Re-imagined, re-recorded and re-born in 2020, Diamond Head’s forthcoming 40-year celebration of their genre-defining debut album is a scintillating shot of fresh metal energy. With Lightning To The Nations 2020 nearing release, listeners will soon experience not only the rare phenomenon of crisp, fresh and new sounding songs with very little of the obvious original elements altered, they will also be treated to four supreme cover versions… And in prime position stands Metallica’s ‘No Remorse’.

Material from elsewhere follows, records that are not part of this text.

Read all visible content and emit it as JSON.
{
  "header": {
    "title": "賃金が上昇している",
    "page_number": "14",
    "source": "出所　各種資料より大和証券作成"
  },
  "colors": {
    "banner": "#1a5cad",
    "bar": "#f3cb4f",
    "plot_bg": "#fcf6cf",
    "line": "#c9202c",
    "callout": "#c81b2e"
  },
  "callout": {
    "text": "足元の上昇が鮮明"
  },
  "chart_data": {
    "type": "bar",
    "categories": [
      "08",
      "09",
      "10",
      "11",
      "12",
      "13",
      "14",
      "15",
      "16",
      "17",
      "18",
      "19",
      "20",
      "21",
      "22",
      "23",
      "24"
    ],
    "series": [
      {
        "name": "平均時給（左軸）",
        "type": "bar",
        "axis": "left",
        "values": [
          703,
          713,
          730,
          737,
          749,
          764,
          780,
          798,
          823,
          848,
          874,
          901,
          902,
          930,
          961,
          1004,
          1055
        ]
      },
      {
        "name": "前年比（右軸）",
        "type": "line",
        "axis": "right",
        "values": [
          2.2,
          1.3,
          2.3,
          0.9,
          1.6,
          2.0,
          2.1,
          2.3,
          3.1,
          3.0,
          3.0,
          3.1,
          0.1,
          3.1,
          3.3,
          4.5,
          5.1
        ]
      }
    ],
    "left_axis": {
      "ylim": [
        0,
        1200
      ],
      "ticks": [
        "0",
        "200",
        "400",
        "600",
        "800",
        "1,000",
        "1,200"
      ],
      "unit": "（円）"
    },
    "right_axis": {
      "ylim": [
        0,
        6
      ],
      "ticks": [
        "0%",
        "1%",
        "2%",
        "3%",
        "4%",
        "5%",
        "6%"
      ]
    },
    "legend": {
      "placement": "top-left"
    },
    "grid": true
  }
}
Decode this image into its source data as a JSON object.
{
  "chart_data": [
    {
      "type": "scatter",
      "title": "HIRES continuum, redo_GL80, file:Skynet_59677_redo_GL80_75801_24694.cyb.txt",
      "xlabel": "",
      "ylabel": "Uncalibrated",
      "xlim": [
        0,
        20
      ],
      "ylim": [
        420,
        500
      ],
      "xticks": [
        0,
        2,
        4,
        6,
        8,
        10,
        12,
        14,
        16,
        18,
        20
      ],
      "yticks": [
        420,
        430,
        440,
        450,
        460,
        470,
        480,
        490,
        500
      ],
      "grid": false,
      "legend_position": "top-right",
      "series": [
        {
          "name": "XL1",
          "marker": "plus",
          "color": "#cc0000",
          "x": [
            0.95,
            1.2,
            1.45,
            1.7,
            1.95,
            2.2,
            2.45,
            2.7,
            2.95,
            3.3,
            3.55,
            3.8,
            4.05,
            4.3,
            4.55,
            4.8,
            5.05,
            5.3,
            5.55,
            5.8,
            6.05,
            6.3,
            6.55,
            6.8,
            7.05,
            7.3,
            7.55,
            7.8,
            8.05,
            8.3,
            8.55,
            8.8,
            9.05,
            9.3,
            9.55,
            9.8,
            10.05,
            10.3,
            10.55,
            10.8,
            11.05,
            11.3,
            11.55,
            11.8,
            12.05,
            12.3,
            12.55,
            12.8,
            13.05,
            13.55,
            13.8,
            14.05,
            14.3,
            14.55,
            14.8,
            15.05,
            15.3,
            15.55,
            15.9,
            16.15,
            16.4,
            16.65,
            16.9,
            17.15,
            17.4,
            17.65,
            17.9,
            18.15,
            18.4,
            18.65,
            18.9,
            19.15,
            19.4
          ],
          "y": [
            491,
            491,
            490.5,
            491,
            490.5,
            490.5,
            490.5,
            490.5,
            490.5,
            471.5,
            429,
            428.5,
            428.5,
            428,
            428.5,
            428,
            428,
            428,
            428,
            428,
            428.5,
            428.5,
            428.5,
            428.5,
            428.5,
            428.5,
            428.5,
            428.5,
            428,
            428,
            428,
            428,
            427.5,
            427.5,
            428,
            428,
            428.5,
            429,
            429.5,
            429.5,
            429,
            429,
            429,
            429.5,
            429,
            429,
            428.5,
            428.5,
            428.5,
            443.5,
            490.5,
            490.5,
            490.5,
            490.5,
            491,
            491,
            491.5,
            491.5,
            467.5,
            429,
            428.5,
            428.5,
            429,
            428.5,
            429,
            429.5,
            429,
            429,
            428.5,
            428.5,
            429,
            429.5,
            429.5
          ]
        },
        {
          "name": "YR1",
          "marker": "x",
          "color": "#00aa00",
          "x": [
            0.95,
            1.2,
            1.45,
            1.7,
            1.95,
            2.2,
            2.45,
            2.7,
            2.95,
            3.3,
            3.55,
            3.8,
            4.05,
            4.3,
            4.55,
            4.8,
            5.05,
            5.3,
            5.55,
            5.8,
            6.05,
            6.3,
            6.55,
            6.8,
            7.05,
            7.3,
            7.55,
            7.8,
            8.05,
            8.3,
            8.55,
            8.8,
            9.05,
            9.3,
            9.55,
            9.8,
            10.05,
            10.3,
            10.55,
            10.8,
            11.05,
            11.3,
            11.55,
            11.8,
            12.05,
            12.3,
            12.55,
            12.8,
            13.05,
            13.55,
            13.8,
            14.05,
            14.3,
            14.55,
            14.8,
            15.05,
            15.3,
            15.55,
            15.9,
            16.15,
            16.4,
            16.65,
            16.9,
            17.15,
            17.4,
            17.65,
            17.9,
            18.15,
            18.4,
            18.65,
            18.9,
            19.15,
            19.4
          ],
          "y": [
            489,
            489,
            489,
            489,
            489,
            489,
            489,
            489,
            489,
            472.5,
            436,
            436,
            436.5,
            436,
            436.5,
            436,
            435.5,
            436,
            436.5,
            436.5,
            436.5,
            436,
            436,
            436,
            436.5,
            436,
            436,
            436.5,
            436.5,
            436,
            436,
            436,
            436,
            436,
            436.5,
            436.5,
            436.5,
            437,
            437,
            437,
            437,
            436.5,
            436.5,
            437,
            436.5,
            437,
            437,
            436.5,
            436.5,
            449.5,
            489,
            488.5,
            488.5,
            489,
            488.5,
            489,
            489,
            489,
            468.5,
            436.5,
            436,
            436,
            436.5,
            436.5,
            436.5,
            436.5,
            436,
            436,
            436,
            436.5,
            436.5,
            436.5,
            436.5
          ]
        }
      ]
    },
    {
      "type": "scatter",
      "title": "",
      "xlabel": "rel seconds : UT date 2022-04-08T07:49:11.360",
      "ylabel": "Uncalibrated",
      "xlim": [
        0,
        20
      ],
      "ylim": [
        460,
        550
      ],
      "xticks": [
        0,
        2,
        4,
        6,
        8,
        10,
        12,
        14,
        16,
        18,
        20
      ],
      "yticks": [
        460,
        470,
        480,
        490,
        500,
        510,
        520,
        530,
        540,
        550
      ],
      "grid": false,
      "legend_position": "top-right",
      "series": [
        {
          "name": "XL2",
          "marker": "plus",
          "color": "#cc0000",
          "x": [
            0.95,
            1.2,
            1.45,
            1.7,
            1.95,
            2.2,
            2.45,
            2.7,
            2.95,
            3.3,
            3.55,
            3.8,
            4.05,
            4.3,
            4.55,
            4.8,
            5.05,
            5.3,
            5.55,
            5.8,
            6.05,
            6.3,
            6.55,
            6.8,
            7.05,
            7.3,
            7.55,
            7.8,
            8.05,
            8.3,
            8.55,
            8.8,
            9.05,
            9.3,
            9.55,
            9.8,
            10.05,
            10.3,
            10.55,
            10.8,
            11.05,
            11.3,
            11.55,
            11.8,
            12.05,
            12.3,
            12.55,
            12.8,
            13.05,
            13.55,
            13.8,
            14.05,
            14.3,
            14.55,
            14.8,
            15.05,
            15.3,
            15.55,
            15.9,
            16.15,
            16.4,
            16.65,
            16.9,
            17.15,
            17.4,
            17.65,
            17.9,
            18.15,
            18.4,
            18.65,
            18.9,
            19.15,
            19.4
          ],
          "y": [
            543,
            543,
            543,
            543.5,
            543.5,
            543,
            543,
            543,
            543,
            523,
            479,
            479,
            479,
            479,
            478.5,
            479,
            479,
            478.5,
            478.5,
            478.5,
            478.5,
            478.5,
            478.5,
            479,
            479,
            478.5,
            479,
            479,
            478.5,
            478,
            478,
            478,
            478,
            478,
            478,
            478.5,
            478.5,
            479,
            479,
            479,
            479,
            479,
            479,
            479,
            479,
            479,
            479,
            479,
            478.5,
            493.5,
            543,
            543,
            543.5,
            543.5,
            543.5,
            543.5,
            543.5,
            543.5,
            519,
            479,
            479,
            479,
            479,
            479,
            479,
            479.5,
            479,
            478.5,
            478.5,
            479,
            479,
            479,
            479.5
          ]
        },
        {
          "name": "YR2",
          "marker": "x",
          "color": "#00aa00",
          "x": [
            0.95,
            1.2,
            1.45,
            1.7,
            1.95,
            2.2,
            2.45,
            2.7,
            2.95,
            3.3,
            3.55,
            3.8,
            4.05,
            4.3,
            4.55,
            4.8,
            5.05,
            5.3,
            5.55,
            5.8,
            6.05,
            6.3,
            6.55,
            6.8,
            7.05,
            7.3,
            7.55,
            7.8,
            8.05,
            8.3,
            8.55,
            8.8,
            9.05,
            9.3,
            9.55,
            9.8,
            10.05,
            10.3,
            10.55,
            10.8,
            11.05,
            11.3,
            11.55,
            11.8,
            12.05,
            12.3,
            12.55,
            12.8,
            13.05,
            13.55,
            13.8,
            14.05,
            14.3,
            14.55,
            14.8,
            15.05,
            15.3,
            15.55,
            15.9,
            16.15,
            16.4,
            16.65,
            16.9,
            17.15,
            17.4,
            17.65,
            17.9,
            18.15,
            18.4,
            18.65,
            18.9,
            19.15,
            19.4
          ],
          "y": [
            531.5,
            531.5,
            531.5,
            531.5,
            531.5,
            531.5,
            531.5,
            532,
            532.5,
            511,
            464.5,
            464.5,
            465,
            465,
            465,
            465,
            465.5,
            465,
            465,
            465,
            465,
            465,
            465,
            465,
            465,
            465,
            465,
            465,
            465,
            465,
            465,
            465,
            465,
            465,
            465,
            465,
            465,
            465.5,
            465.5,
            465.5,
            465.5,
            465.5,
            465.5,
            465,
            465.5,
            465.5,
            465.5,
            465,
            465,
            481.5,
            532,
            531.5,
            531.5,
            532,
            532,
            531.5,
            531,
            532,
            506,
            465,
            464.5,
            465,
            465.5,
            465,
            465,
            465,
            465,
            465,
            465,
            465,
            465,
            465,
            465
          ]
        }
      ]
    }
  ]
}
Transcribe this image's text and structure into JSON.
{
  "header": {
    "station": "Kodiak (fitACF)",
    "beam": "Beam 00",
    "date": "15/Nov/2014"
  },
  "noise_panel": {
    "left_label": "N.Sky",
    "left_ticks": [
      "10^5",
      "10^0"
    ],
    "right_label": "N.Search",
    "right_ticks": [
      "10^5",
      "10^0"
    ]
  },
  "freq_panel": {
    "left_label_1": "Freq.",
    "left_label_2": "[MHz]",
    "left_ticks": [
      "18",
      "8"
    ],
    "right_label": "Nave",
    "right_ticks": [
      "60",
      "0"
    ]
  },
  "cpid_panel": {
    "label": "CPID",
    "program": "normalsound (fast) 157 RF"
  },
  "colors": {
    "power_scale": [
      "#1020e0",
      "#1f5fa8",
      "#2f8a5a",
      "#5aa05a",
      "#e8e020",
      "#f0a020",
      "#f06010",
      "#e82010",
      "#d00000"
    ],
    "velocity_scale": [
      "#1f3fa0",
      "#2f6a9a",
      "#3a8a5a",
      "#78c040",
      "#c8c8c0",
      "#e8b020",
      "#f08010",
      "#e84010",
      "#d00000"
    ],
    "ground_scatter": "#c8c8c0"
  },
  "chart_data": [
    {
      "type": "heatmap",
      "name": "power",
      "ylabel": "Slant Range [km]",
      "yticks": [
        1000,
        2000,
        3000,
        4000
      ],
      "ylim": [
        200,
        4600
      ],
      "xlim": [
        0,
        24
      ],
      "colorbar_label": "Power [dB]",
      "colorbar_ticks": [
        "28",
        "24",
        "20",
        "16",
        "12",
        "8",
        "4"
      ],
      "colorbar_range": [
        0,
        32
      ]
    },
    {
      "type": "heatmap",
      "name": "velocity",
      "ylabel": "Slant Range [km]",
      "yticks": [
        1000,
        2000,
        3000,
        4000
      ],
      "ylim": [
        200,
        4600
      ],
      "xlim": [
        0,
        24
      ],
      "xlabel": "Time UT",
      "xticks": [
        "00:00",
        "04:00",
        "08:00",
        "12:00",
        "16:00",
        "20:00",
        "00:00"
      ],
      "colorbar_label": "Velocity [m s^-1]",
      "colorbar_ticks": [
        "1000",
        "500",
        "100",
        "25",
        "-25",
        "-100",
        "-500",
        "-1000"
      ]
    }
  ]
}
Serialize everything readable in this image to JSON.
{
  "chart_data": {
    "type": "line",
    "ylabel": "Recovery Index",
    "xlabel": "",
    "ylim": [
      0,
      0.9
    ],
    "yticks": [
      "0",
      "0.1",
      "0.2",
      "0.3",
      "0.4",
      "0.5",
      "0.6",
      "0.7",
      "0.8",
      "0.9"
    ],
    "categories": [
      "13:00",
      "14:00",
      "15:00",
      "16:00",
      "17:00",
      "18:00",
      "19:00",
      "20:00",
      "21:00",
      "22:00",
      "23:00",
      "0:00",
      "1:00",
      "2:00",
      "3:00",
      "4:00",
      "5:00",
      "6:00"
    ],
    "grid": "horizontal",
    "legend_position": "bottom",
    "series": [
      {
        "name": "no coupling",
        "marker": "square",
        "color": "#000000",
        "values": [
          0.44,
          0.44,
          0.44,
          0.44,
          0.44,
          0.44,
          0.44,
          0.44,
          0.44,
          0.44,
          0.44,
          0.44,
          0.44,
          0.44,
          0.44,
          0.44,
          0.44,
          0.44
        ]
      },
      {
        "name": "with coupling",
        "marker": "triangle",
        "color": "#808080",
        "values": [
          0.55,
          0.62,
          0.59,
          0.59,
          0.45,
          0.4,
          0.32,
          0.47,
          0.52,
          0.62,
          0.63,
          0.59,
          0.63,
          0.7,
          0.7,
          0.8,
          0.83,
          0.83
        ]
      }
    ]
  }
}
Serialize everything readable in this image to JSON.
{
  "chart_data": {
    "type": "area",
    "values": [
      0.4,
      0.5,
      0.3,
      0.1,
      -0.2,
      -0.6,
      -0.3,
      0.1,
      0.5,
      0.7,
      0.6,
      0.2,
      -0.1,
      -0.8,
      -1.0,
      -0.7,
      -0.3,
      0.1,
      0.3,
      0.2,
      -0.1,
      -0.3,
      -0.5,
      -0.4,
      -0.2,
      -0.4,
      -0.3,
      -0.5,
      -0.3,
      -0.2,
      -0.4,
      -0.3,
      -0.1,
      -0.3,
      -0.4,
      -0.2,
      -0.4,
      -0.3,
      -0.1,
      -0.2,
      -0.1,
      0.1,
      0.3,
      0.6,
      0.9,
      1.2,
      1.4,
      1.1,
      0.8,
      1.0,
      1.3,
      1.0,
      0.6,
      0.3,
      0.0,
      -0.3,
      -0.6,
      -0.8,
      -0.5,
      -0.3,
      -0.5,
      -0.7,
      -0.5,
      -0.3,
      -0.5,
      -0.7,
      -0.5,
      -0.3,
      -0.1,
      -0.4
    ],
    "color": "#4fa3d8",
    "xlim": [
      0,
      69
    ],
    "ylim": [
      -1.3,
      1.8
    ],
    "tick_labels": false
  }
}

With Diamond Head having featured so heavily in Metallica’s early career, the cover of ‘No Remorse’ seems especially appropriate. Accompanying the release of this monumental track, Diamond Head also unveil their thought-provoking animated video, created and directed by Costin Chioreanu.
“I wanted to cover a song from Metallica’s debut album, Kill ‘Em All” explains founding member Brian Tatler. “Partly because Metallica covered songs from Diamond Head’s debut album Lightning To The Nations and it felt like things have come full-circle to me. None of the band members knew how to play any of the songs from Kill ‘Em All and I eventually decided we should all learn ‘No Remorse’. Then when we got into the rehearsal room, we played ‘No Remorse’ and immediately it just sounded great, it was very “Diamond Head” and it really suited us as a band. Of the four covers we ended up doing, ‘No Remorse’ sounded the best straight away. I’ve seen Metallica live over twenty times and they don’t play ‘No Remorse’ very often, but it’s always great when they do!”
“Of all the four covers, we almost didn’t have to work on ‘No Remorse’,” furthers singer and producer Rasmus Bom Andersen; “we all had to learn the parts, and it’s very difficult to play, but in rehearsal it did sound fantastic and we thought: “yeah, yeah, it’s gonna be mega”. It was almost surreal when we did it because it just felt incredibly familiar.”